On balance I consider that the procedural failures by the Defendant and the additional costs generated by pursuing this application do not justify excluding the expert evidence. Such procedural failures and unnecessary increase in costs can be dealt with at the conclusion of the proceedings, if necessary, by way of special costs orders.
The Respondents’ submission that the Appellants’ insistence upon Mr McLean being their expert witness in this case has the effect of subverting the fast track procedure carries considerable weight in view of the fact that some part of his cross-examination will be based solely on his potential lack of independence.

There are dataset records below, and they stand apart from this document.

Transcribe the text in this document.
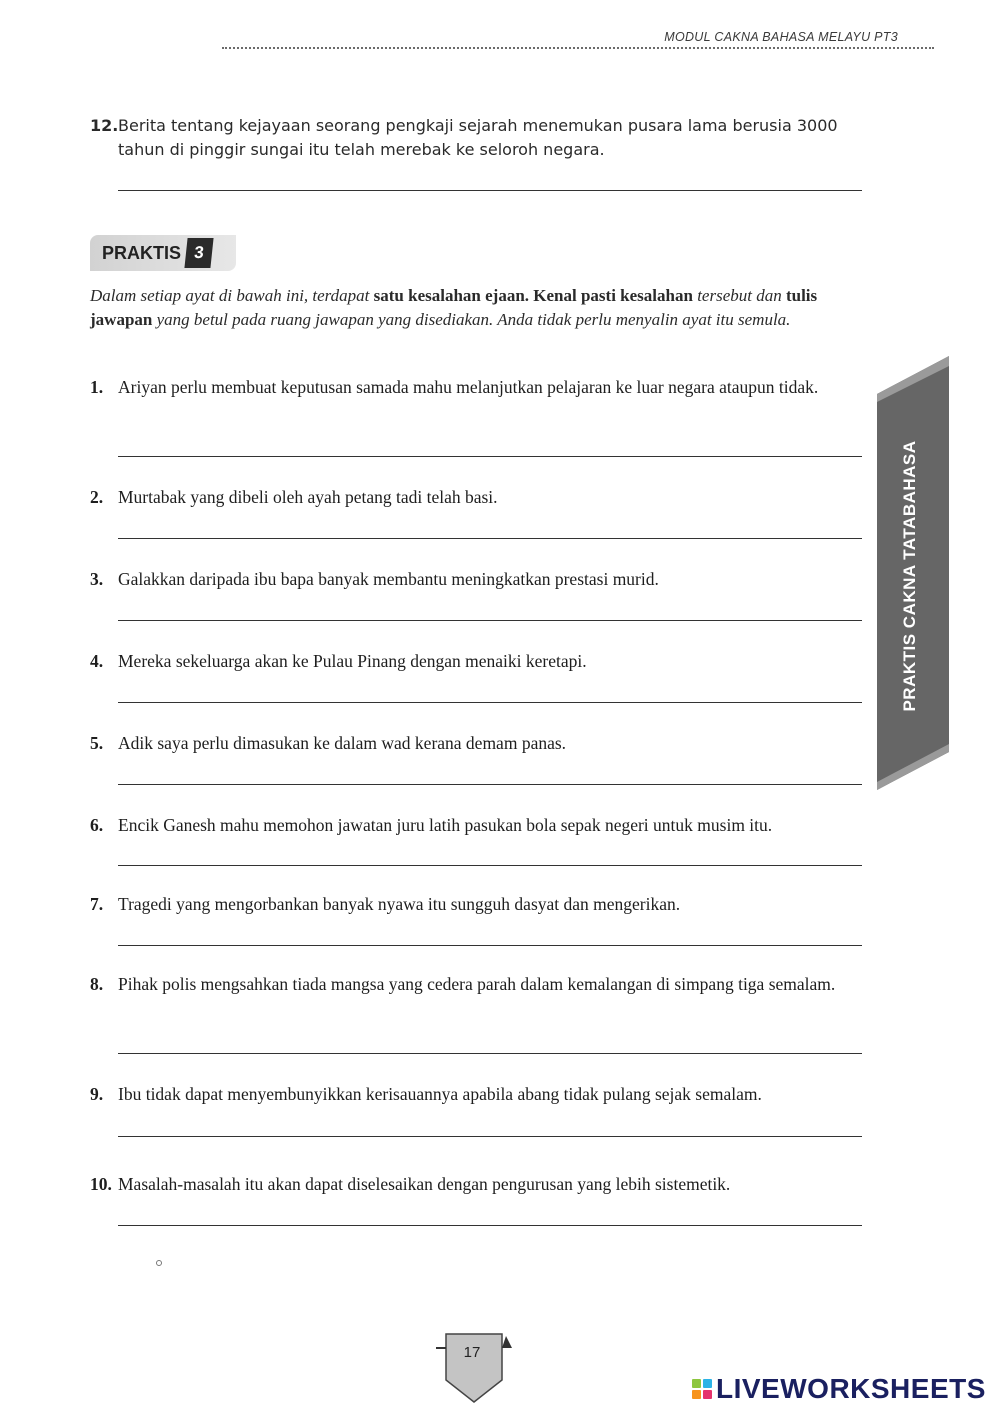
MODUL CAKNA BAHASA MELAYU PT3
12. Berita tentang kejayaan seorang pengkaji sejarah menemukan pusara lama berusia 3000 tahun di pinggir sungai itu telah merebak ke seloroh negara.
PRAKTIS 3
Dalam setiap ayat di bawah ini, terdapat satu kesalahan ejaan. Kenal pasti kesalahan tersebut dan tulis jawapan yang betul pada ruang jawapan yang disediakan. Anda tidak perlu menyalin ayat itu semula.
1. Ariyan perlu membuat keputusan samada mahu melanjutkan pelajaran ke luar negara ataupun tidak.
2. Murtabak yang dibeli oleh ayah petang tadi telah basi.
3. Galakkan daripada ibu bapa banyak membantu meningkatkan prestasi murid.
4. Mereka sekeluarga akan ke Pulau Pinang dengan menaiki keretapi.
5. Adik saya perlu dimasukan ke dalam wad kerana demam panas.
6. Encik Ganesh mahu memohon jawatan juru latih pasukan bola sepak negeri untuk musim itu.
7. Tragedi yang mengorbankan banyak nyawa itu sungguh dasyat dan mengerikan.
8. Pihak polis mengsahkan tiada mangsa yang cedera parah dalam kemalangan di simpang tiga semalam.
9. Ibu tidak dapat menyembunyikkan kerisauannya apabila abang tidak pulang sejak semalam.
10. Masalah-masalah itu akan dapat diselesaikan dengan pengurusan yang lebih sistemetik.
PRAKTIS CAKNA TATABAHASA
17
LIVEWORKSHEETS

I am however conscious of the fact that Judge Ryland considered this case was suitable for expert evidence and that part of his decision is not appealed against. Once that decision is made any expert who gave significant challenge to Swift’s figures would probably have to be cross-examined, albeit at less length if his independence was not challenged. Again, this is a reason for dealing with the matter by way of an order of costs rather than by excluding the evidence.
Whilst I am satisfied that Mr McLean has the relevant expertise to give evidence and that he is aware of his duty to the Court and willing and able to fulfil that duty, the overall exercise of discretion as to whether he should nevertheless be precluded from giving such expert evidence is not straight forward. I have sought to weigh the relevant factors under the CPR and concluded that he should not be so precluded. His evidence will no doubt have to be tested by cross-examination and the weight to be attached to it will be determined by the Court.

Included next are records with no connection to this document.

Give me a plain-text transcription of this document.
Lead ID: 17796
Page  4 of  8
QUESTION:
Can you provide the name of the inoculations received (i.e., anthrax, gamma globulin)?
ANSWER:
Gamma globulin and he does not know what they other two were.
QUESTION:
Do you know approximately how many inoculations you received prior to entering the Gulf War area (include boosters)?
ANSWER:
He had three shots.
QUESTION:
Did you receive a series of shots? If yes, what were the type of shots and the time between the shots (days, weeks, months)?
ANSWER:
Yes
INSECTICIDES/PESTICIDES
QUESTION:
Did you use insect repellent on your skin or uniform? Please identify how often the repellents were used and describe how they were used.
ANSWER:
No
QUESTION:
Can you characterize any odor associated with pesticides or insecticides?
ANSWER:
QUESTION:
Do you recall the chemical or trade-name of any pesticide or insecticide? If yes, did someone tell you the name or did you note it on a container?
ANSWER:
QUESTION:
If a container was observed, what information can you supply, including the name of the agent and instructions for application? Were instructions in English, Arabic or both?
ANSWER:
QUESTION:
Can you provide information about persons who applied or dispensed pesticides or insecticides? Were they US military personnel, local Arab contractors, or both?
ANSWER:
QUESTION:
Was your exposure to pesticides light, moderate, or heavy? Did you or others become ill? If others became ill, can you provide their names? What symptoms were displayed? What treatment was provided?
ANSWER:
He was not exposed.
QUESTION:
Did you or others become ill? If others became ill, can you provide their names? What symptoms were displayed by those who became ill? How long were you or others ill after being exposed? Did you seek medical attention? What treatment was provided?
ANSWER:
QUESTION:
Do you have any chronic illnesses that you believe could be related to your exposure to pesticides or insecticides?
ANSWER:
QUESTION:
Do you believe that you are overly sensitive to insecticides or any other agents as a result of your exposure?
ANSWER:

It is always desirable, as the Court of Appeal said in Factortame that an expert should have no actual or apparent interest in the outcome of the proceedings. Expert witnesses should be chosen accordingly so that the difficulties which have arisen in this case can be avoided. I recognise however that there are fields in which only a limited number of experts are available and that those who are pre-eminent may have direct work experience in the field or with competitors which might at first sight be thought to threaten their independence. Such cases should be rare but when they arise should be dealt with in accordance with the principles in Factortame and Field. If it transpires in this particular case that the weight to be attached to Mr McLean’s evidence is found to be limited by reason of his connection with Swift this will no doubt sound heavily in costs against the Defendant.
For the reasons set out above I allow the appeal against the decision of Judge Ryland of 16 August 2002 and re-instate the order of Judge Zucker dated 27 June 2002 granting the Defendant permission to rely upon the expert report of Colin McLean dated 20 June 2002.